According to the present invention, the hydroformylation reaction of an ethylenically unsaturated compound can be carried out at a low rhodium concentration, the volume efficiency is high, the catalyst recovery efficiency is good, and the economy is excellent. Also provided is a Group VIII metal complex (I ′) which is a hydroformylation catalyst capable of highly selectively producing n-aldehyde, and a sulfonated bisphosphine (I ′) which is a constituent component of the complex and a production method thereof are provided. Provided. By hydroformylating an ethylenically unsaturated compound with carbon monoxide and hydrogen using the Group VIII metal complex (I ′), the reaction can be performed at a low rhodium concentration, the volume efficiency is high, and the catalyst recovery efficiency is high. The n-aldehyde can be obtained with high efficiency and excellent economy. Furthermore, the catalyst component can be efficiently recovered from the reaction mixture obtained by the above-mentioned aldehyde production method.

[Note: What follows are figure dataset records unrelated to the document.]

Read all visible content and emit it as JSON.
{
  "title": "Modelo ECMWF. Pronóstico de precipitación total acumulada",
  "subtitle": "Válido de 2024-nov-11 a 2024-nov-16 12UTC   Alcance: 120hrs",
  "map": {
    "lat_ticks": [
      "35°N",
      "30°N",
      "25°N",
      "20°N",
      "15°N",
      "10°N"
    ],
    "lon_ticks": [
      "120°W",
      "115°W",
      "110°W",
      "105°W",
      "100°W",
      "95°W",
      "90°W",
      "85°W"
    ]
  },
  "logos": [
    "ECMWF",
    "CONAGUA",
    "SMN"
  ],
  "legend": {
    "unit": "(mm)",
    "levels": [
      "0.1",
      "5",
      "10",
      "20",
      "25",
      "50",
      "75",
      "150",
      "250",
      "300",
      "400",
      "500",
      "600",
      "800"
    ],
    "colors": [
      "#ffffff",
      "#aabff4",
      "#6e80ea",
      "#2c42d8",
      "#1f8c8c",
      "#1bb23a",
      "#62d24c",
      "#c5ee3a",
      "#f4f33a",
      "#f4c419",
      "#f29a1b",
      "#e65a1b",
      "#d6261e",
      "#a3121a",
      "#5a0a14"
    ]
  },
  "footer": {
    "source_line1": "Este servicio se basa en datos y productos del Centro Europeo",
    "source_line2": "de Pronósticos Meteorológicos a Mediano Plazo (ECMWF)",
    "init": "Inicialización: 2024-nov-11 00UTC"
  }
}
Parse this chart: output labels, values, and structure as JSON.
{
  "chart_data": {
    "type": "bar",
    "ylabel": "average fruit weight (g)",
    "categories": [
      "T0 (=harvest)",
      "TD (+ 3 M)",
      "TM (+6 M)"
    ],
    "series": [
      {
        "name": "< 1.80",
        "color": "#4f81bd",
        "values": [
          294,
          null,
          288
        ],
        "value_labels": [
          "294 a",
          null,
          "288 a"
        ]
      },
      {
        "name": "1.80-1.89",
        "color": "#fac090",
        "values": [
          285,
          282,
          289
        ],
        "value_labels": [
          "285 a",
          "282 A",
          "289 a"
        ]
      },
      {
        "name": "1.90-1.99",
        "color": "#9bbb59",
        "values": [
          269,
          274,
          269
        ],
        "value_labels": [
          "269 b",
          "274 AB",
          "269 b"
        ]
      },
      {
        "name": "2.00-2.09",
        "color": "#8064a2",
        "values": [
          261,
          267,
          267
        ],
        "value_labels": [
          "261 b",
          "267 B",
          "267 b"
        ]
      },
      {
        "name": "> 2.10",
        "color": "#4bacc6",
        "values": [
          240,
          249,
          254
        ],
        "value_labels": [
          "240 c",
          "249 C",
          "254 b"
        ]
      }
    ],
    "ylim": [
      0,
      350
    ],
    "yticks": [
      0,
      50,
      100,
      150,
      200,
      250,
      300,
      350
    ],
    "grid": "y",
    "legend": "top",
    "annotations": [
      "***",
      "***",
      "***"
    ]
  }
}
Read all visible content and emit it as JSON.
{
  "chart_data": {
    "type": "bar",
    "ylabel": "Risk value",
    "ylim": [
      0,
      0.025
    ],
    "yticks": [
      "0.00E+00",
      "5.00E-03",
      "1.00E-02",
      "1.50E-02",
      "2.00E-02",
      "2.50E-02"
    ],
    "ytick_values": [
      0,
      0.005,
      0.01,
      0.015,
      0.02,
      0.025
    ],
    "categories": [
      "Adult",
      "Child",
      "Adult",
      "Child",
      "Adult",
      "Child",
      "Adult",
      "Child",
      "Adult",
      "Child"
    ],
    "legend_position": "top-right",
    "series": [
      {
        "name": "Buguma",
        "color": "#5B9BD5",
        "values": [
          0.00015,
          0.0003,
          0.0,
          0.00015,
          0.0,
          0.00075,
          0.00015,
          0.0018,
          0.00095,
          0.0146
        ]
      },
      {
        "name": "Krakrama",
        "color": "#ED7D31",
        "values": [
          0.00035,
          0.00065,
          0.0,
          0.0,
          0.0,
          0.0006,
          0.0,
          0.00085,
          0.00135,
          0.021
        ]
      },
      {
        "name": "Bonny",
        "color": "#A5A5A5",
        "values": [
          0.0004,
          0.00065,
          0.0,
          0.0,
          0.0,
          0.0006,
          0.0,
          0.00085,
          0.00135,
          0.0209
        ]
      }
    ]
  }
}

─────────────────────────────────────────────────── ─── Continuation of front page (51) Int.Cl. ⁷ Identification code FI theme code (reference) C07F 15/00 C07F 15/00 B // C07B 61/00 300 C07B 61/00 300 F term (reference) 4G069 AA06 AA10 BA27A BA27B BC65A BC66A BC67A BC69A BC70A BC71A BC71B BE22A BE22B BE26A BE27A BE27B CB51 CB52 CB72 GA01 GA09 4H006 AA02 AC21 AC45 AD16 BA17 BA24 BA81 BA40 BA60 BA62 BA60 BA62 BA40 BA60 BA62 BA40 BA62 BA40 BA62 BA40 BA62 BA40 BA62 BA40 BA62 BA40 BA62 BA40 BA62 BA40 BA62 BA40 WB15 WB16 WB21

Claims (5)

[Claims] 1. A compound represented by the general formula (I): (In the formula, Ar ¹ and Ar ² represent an arylene group which may have a substituent, and R ¹ and R ² may have an alkyl group which may have a substituent or a substituent which may have a substituent. It may represent a good aryl group or may form a ring together with the phosphorus atom to which it is attached, and R ³ and R ⁴ represent a hydrogen atom or an alkyl group, provided that
The carbon atoms having R ³ and R ⁴ are Ar ¹ and A
Attaches in the ortho position to the oxygen atom to which they bind in r ² . ) A sulfonated bisphosphine obtained by introducing at least one sulfonic acid group or a salt thereof onto the group represented by Ar ¹ and Ar ² in the general formula of the bisphosphine represented by the formula (1). 2. A compound represented by the general formula (I): (In the formula, Ar ¹ and Ar ² represent an arylene group which may have a substituent, and R ¹ and R ² may have an alkyl group which may have a substituent or a substituent which may have a substituent. It may represent a good aryl group or may form a ring together with the phosphorus atom to which it is attached, and R ³ and R ⁴ represent a hydrogen atom or an alkyl group, provided that
The carbon atoms having R ³ and R ⁴ are Ar ¹ and A
Attaches in the ortho position to the oxygen atom to which they bind in r ² . The method for producing a sulfonated bisphosphine according to claim 1, wherein the bisphosphine represented by 1) is sulfonated with sulfur trioxide in sulfuric acid. 3. A Group VIII metal complex formed by complexing the Group VIII metal compound with the sulfonated bisphosphine according to claim 1. 4. Use of a Group VIII metal complex according to claim 3 as a catalyst in the preparation of the corresponding aldehyde by hydroformylating an ethylenically unsaturated compound with carbon monoxide and hydrogen in the presence of a catalyst. A method for producing an aldehyde, which comprises: 5. When recovering the catalyst component from the reaction mixture obtained by the method for producing an aldehyde according to claim 4, the reaction mixture is contacted with water to extract the catalyst component into an aqueous layer, and then the aqueous layer. The method for recovering a catalyst component as described above, characterized in that water is removed from the catalyst.